А Джабраил, видимо, все еще не веря в свое избавление и оглядываясь назад, сделал широкий крюк к реке…

Той же осенью Джабраилу сыграли свадьбу: жалко сироту, некому за ним присмотреть, пусть устроит свою жизнь, и может, она у него наладится. Собрали, как говорится, с миру по нитке, и набралось на свадьбу.

Помню, снег тогда, накануне праздника Джеоргуба, выпал первый раз. После проводов Уастырджи резко похолодало. В морозный день никто из соседей не поленился съездить за невестой и прислужить гостям на свадьбе.

Ахсарбек вызвался быть шафером – в нужную минуту ровесник, да к тому же сосед, обязан помочь ближнему. Соблюдая традиции, Джабраил сидел в доме своего названого брата и ждал прибытия невесты. Мать Ахсарбека пошла распоряжаться к соседям: все надо сделать честь по чести. Не знаю, сколько времени терпел Джабраил в нетопленом доме, но под конец не выдержал.

Что-то долго приходится ждать сватов. В короткий зимний полдень они поехали на грузовом «форде» за невестой и до сих пор не вернулись: может, машина на полпути сломалась, а может, заманкульцы, как и бывает в подобных случаях, не в меру щедро потчуют зильгинцев.

Джабраил несколько часов терпел в неотапливаемом помещении и, наконец, вышел на улицу. Чтобы хозяйская корова не ушла со двора, он снаружи закрыл калитку на щеколду и направился к себе домой, туда, где дразняще валит дым из трубы. От пронизывающего холода нет никакого спасения: мороз лезет под телогрейку, пробирается в худые чувяки, колет пятки и щиплет уши. Борта телогрейки быстро покрылись инеем от дыхания; нещадный мороз словно сверлит лоб под шапкой из облезлой заячьей шкуры.

Джабраил посмотрел через плетень на свой двор, там никого не видно. Да и кому там что делать в такую стужу? Невесту еще не привезли, только дверь комнаты время от времени открывается, и тогда виднеются горящие дрова в печи – вот где желанное тепло! Дверь открывают и тут же закрывают; в окно пробивается тусклый свет керосиновой лампы. Снова открылась дверь, и за чьим-то силуэтом опять показались горящие головешки. Да пропади все пропадом! Чего ради он мерзнет на улице?

Прочь всякие обычаи и предрассудки! – Джабраил вошел в теплый дом. Вот это блаженство! Хвала тому, кто придумал огонь. Лучше умереть от жары, чем от холода. Возле печи хлопочут три пожилые женщины, остальные шумят в большой комнате под звуки гармони: оттуда доносится то женский визг, то мужские голоса. Гости танцуют, по старому дубовому полу стучат начищенные ваксой и гусиным жиром кирзовые сапоги кавалеров и дамские туфли на каблуках.

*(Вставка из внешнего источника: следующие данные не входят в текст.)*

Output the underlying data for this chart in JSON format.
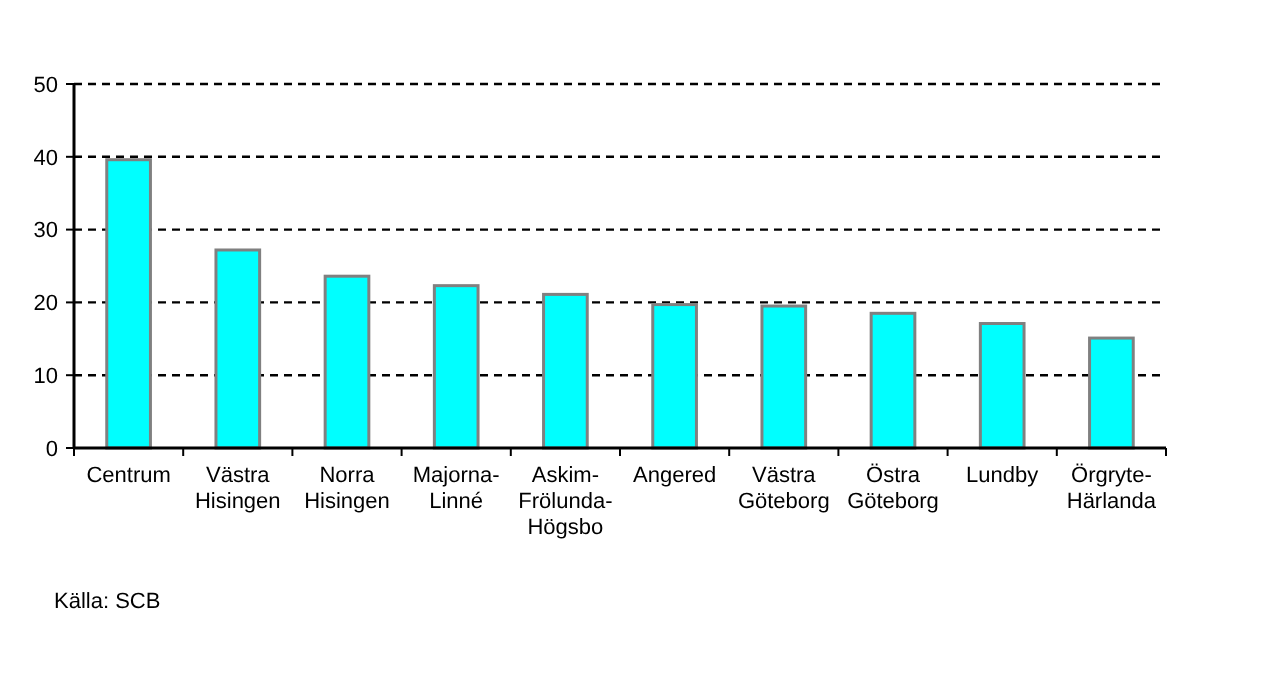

Через приоткрытую дверь в сени валит едкий дым махорки да дешевых папирос, щекочет ноздри, но заглушать вкусный запах пирогов не может. Пироги уже не умещаются на столе – такого изобилия Джабраил в своем доме никогда не видел; еще днем с чердака сарая сняли дедовский плетень, смели с него пыль, очистили от паутины, положили на полу и теперь кладут на него пироги, скуповато помазанные топленым маслом.

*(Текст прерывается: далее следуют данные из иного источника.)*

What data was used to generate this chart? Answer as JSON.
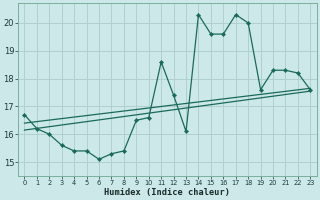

Джабраил присел возле печи на корточках, разомлел от тепла, согрелся и расстегнул телогрейку. Женщины увлеченно о чем-то говорили у корыта с тестом и поначалу не заметили его, но тут бедовая Губата затопала на него ногами:

– Бесстыжее ты создание, Джабраил! Мы же тебя женим, с какой же совестью ты посмел прийти сюда, к старухам?

– Обойдусь и без жены, – пробурчал Джабраил. – Дайте мне лучше вон того пирога.

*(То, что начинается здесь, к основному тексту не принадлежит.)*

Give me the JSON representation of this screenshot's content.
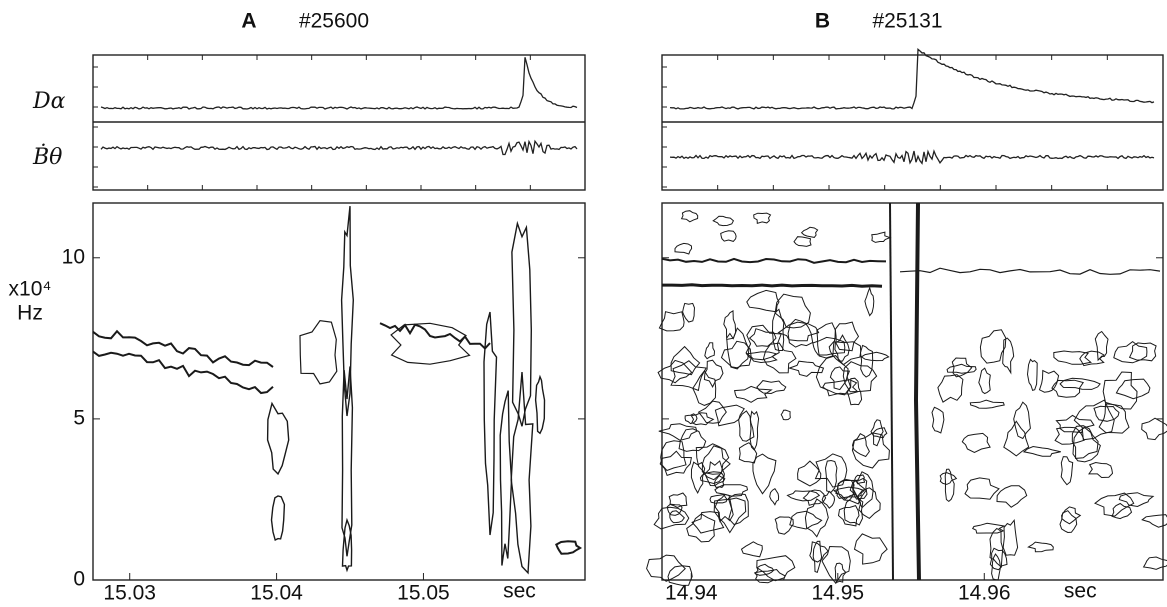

Давно это было, с тех пор прошло сорок три или сорок четыре года, но крылатым выражением стали слова Джабраила, и сегодня еще передразнивают его.

Без скандалов, душа в душу прожил он с Маша. Большую часть жизни – если это можно назвать жизнью – они провели на колхозных полях в трудах да тяготах: то с мотыгой, то с вилами, то на току перелопачивая зерно, то с фермы вывозя навоз, то загружая в машины полные мешки (куда их везли – непонятно) – в проклятом колхозе все время найдется работа.

Время шло своим чередом, казалось, ничто не нарушит его размеренный ход, но внезапно Маша скончалась, и на пороге старости Джабраил остался совершено одиноким: некому ни печь затопить, ни еду приготовить. Сельчане не дали ему помереть с голоду: с кувда* или поминок его всегда отправляли с приличным свертком. Кувд, свадьбу или поминки нельзя утаить, если не все село, то хотя бы полсела через глашатаев, знакомых или соседей узнает о событиях столь знаменательных. Меня всегда удивляло, как Джабраил узнает о тех застольях, о которых и всезнающие соседи-то ничего не знают? До полудня он не выходит со двора, никто ему ничего не сообщает, но как только люди собираются сесть за стол – тут он и появляется. На кувде или свадьбе искренне радуются его приходу, на поминках же хозяин дома обязательно напомнит хозяйкам: «Джабраила не забудьте».

От периодического ли недоедания, или возраст сказывался, но во время застолий он стал быстро хмелеть. Встречая его идущим по улице навеселе, прохожие шутливо спрашивают:

– Где это ты, Джабраил, приложился к рюмке?

– Там, – неопределенно машет рукой в сторону околицы.

Как ни старайся узнать, как ни допытывайся – имя угостившего он ни за что не раскроет. А угощают не только на торжествах. Когда его видят проходящим по улице, то кто-нибудь обязательно пригласит зайти в дом.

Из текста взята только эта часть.